Despite the efforts of my grandfather and his investigators, as well as those of the media and the Watergate commissions, the main questions about the scandal remain unanswered. It is not yet clear what prior knowledge Nixon had about the burglary, if any. Although the president has approved secret cash payments to the accused, it remains unknown whether he personally played a role in the fundraiser. In this regard, the extent to which HR Haldeman, the White House chief of staff, and Attorney General John Mitchell run illegal activities on a daily basis has not been revealed.
Such issues are, of course, analogous to those currently facing the committee on 6 January.
Richard Ben-Veniste, one of my grandfather’s top deputies at the meeting, said he had been asked by the committee on January 6 to propose advice. “Jan. “It was a steroid massacre on Saturday night,” he said. “It was much more dangerous than we thought unthinkable: a coup d’etat when harsh rule replaced the rule of law. Nixon, for all his criminality and authoritarian sensibilities, had a sense of shame. “
The continuum, which stretches from Watergate to the present, has several ironies. During and after the Nixon scandals, inspections by the Congressional Executive were introduced, including the 1973 Military Powers Act and amendments to the Federal Election Campaign Act. These legislative initiatives have led to accusations of excessive action and counter-movement by some Republicans seeking to restore the executive branch.
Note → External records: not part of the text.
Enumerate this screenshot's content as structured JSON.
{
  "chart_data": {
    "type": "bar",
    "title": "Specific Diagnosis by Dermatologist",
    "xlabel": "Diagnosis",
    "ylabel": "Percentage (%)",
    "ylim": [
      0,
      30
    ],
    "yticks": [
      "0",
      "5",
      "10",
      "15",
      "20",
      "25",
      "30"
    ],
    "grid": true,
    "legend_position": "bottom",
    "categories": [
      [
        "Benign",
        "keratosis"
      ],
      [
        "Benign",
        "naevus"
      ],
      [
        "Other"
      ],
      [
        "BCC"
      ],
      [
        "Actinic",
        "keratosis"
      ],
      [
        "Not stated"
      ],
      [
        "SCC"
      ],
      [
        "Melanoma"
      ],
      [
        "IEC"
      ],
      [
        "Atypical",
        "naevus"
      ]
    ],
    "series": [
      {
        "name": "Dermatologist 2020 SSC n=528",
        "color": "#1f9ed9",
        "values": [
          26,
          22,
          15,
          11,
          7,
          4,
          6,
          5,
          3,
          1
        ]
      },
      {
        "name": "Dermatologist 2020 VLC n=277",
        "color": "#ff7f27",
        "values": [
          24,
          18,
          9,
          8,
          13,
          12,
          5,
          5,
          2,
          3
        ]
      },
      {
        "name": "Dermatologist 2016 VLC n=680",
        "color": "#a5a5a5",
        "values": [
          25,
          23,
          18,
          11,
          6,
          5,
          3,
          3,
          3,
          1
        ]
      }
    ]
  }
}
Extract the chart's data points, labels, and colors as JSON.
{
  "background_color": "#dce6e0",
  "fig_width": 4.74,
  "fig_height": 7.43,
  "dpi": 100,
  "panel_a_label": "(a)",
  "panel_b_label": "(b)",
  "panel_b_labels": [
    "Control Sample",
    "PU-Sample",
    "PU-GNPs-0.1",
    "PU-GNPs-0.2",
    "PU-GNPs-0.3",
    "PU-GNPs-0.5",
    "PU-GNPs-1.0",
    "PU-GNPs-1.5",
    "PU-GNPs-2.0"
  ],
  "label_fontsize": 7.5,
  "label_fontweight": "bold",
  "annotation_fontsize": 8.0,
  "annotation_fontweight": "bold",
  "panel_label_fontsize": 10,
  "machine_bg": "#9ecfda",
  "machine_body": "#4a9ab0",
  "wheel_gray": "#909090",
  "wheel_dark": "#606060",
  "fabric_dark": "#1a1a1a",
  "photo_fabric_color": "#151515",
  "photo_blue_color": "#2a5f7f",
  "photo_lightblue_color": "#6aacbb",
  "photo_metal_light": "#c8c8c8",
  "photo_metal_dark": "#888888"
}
One of them, a former Nixon aide in the White House named Dick Cheney, was elected to Congress four years after Nixon’s resignation. Mr. Cheney, of course, was vice president during the George W. Bush administration, and his daughter, Liz Cheney, was deputy chairman of the Jan. 6 commission that sharply criticized Mr. Trump as an abuser of the executive branch.
An additional irony after Nixon’s secret presidency was the impetus for greater transparency in government: more sunlight, less smoke-filled rooms. But this effort does not necessarily lead to more effective governance. To take a recent example, Conservatives in the House of Representatives, led by Marjorie Taylor Green, a far-right Georgian freshman born three months before Nixon’s resignation, used the power of legislative transparency as an argument to slow the House of Representatives program. the representatives, insisting on roll-call votes for everything in the legislative calendar.
During the rally, Deborah Ross, a North Carolina Democrat, mingled with guests as she recalled listening to Senate Watergate hearings at age 10 as she drove cross-country in her family’s van. Noting the coincidence of Watergate’s anniversary in the middle of the committee’s January 6 hearings, Ross said that “the obvious thing the two scandals have in common is that we are talking about two men who wanted to stay in power without meaning what. The irony is that Nixon would have won in 1972 anyway if he hadn’t been so paranoid about the Democrats.